Well, now one exists. Allegedly.

This has to be one of my favourite science stories of the year. But not for the reasons you might think.

This whole bigfoot saga, the claims, the counter-claims, the scepticism, the independent verification… the whole lot says volumes about how science works. And just reinforces that it works well.

Let’s recap. Here we have a practising geneticist, Dr Melba S. Ketchum, claiming to have been beavering away for five years on a Sasquatch genome. And, failing to have it accepted in any established scientific journals of repute, she has launched her own and published it as the sole paper in the first issue.
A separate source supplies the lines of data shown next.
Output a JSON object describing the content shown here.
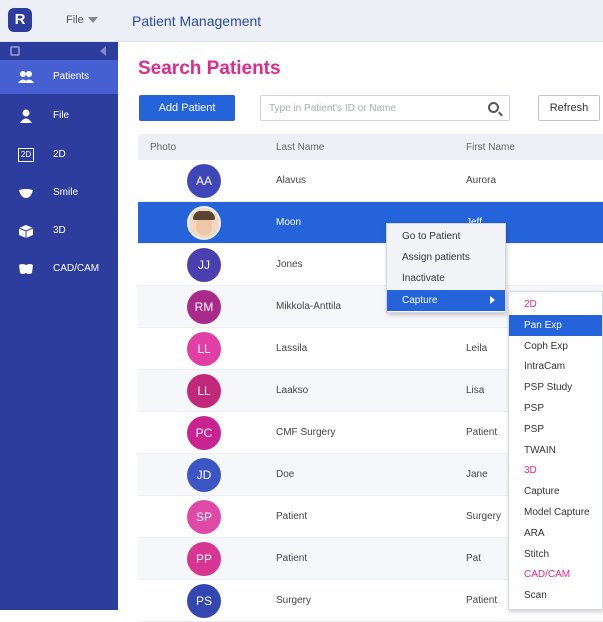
{
  "topbar": {
    "logo": "R",
    "file_menu": "File",
    "app_title": "Patient Management"
  },
  "sidebar": {
    "items": [
      {
        "label": "Patients",
        "icon": "people-icon",
        "active": true
      },
      {
        "label": "File",
        "icon": "person-icon",
        "active": false
      },
      {
        "label": "2D",
        "icon": "2d-icon",
        "active": false
      },
      {
        "label": "Smile",
        "icon": "smile-icon",
        "active": false
      },
      {
        "label": "3D",
        "icon": "3d-icon",
        "active": false
      },
      {
        "label": "CAD/CAM",
        "icon": "cadcam-icon",
        "active": false
      }
    ],
    "icon_text": {
      "2d": "2D"
    }
  },
  "main": {
    "title": "Search Patients",
    "add_patient_label": "Add Patient",
    "search_placeholder": "Type in Patient's ID or Name",
    "refresh_label": "Refresh",
    "columns": [
      "Photo",
      "Last Name",
      "First Name"
    ],
    "rows": [
      {
        "initials": "AA",
        "last": "Alavus",
        "first": "Aurora",
        "color": "#3f47b8"
      },
      {
        "initials": "",
        "last": "Moon",
        "first": "Jeff",
        "color": "#f4d7bf",
        "photo": true
      },
      {
        "initials": "JJ",
        "last": "Jones",
        "first": "",
        "color": "#4a3fb0"
      },
      {
        "initials": "RM",
        "last": "Mikkola-Anttila",
        "first": "",
        "color": "#a92a8a"
      },
      {
        "initials": "LL",
        "last": "Lassila",
        "first": "Leila",
        "color": "#e23fa6"
      },
      {
        "initials": "LL",
        "last": "Laakso",
        "first": "Lisa",
        "color": "#c2287a"
      },
      {
        "initials": "PC",
        "last": "CMF Surgery",
        "first": "Patient",
        "color": "#c92392"
      },
      {
        "initials": "JD",
        "last": "Doe",
        "first": "Jane",
        "color": "#3b56c4"
      },
      {
        "initials": "SP",
        "last": "Patient",
        "first": "Surgery",
        "color": "#e04aa6"
      },
      {
        "initials": "PP",
        "last": "Patient",
        "first": "Pat",
        "color": "#d83592"
      },
      {
        "initials": "PS",
        "last": "Surgery",
        "first": "Patient",
        "color": "#3446b0"
      }
    ]
  },
  "context_menu": {
    "items": [
      "Go to Patient",
      "Assign patients",
      "Inactivate",
      "Capture"
    ]
  },
  "capture_submenu": {
    "items": [
      {
        "label": "2D",
        "kind": "head"
      },
      {
        "label": "Pan Exp",
        "kind": "hl"
      },
      {
        "label": "Coph Exp",
        "kind": ""
      },
      {
        "label": "IntraCam",
        "kind": ""
      },
      {
        "label": "PSP Study",
        "kind": ""
      },
      {
        "label": "PSP",
        "kind": ""
      },
      {
        "label": "PSP",
        "kind": ""
      },
      {
        "label": "TWAIN",
        "kind": ""
      },
      {
        "label": "3D",
        "kind": "head"
      },
      {
        "label": "Capture",
        "kind": ""
      },
      {
        "label": "Model Capture",
        "kind": ""
      },
      {
        "label": "ARA",
        "kind": ""
      },
      {
        "label": "Stitch",
        "kind": ""
      },
      {
        "label": "CAD/CAM",
        "kind": "head"
      },
      {
        "label": "Scan",
        "kind": ""
      }
    ]
  },
  "colors": {
    "brand": "#2c3d9e",
    "accent": "#e02a8a",
    "primary": "#2463d9"
  }
}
And we have the rest of the scientific community scratching their heads wondering if this could even be real. But – and this is where the science-is-amazing bit kicks in – not all scientists dismiss it out of hand. That would be unscientific.

Richard Gibbs is quoted on Houston Chronicle saying that he’s willing to give the claims a go and let them stand on their own two big feet, i.e. the evidence:

As a scientist I would consider anything. The currency of scientific advance is keeping your skepticism at bay. You have to approach these things incredibly agnostically. As I read the paper I asked, is the evidence here compelling? I don’t know. Is there clear evidence of fraud? That’s not apparent. It’s an intriguing hypothesis. One would need to view more sequencing information before supporting the conclusions.

Then, the second science-is-awesome bit fires up: the peer review. Unlike the many websites and blogs that populate the wild expanses of the webs, claims of extraordinary magnitude are not accepted or rejected by virtue of them conforming with our predilections or expectations – or wistful hopes.

Instead, extraordinary claims require extraordinary evidence. Or, as that other paragon of empiricism put it:

No testimony is sufficient to establish a miracle, unless the testimony be of such a kind that its falsehood would be more miraculous, than the fact which it endeavours to establish. -David Hume

And that there exists a human-primate hybrid, with ancestry including European, Middle Eastern, African and American Indian haplotypes, that exists with sufficient concreteness to yield DNA samples, but is sufficiently scarce that not a single clear photograph has yet been taken, well that’s what I’d call an extraordinary claim.

Does the evidence stack up? It seems doubtful.

But even the rather bizarre subject matter, the suspicious route taken to have it published and the apparently flaky evidence provided to date, science won’t write this paper off until the evidence has been thoroughly examined.

This way, if the claims really are too extraordinary to be (likely to be) true, then we’ll actually have confidence in that conclusion.

This is what makes science special. Our intuitions, our hopes, our ‘common sense’ – they’re all garbage when it comes to reliably determining the state of the world around us. It is rigorous evidence, replication, scrutiny and scepticism that are the most reliable route to the facts.

And what I really love about this bigfoot story is that those who normally dwell in the shady paranormal fringes have stepped into the bright light of scientific day. When they do so – when they choose to play the game by the highest standards of reason and evidence – then everybody wins.

If their claims are found true, then it truly is a marvel. If their claims are found false, then they ought to be rightly scrapped, no matter how much they want to believe.

We should welcome this bigfoot genome paper. It is science at its best. Even if it’s proven false.